Most European DB pensions are cashflow negative

Over 70% of UK defined benefit (DB) pension schemes are cashflow negative, with more benefits being paid out than contributions being received, while in Europe as a whole the figure stands at 64%.

In the UK, this marks an increase of cashflow-negative DB plans of 7% since 2018. The key driver behind this year-on-year increase is the maturity of these plans, with many now being closed both to new members and new benefit increases.

Throughout Europe, including the UK, 72% of DB pension schemes expect to become cashflow negative within the next ten years, according to the latest asset allocation survey by pensions and investment consultancy firm Mercer.

“Whilst a normal scenario for a DB scheme approaching maturity, being cashflow negative presents some specific challenges as assets need to be properly managed in order to meet cashflow and collateral needs,” the report stated.

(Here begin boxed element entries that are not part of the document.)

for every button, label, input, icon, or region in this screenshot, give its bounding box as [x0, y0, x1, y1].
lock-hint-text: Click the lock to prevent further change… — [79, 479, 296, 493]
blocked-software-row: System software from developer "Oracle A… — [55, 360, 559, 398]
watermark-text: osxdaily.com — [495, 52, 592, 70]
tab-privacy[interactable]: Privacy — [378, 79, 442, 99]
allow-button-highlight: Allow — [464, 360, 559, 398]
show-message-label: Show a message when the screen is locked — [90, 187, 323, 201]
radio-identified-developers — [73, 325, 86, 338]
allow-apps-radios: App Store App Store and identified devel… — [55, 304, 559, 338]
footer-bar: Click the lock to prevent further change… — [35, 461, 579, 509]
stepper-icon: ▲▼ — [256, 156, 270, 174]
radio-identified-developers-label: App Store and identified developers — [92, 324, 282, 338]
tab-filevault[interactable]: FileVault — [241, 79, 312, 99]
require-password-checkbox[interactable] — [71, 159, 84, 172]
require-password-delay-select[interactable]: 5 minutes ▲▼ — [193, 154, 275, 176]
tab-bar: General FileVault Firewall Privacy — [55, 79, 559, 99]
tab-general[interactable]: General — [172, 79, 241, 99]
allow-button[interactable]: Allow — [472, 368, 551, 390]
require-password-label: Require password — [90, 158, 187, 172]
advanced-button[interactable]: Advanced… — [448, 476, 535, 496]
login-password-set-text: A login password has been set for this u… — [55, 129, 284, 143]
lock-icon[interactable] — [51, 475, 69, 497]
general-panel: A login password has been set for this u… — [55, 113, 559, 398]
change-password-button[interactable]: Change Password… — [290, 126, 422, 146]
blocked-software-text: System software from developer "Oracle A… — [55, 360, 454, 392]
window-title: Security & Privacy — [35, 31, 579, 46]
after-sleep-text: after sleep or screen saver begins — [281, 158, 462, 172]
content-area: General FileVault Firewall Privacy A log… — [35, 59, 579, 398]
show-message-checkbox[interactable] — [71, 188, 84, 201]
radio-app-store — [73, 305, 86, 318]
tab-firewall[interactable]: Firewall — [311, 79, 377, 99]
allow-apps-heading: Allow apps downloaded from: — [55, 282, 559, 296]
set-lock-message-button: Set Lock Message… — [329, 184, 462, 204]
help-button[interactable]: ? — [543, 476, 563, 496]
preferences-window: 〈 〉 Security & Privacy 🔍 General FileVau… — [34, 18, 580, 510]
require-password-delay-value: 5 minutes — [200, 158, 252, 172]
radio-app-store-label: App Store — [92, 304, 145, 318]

Disinvesting assets remained the most common method to meet cashflow requirements amongst 91% of respondents – yet this year has also seen increases in alternative ways to meet liabilities.

Nearly 50% of respondents now leverage investment managers to distribute income from investments. Back in 2018, 43% employed this tactic.

“While 2019 has so far been marked by cautious optimism, investors need to be very aware of an ever-evolving macro-economic and political backdrop,” said Mercer’s chief investment officer in the UK, Jo Holden.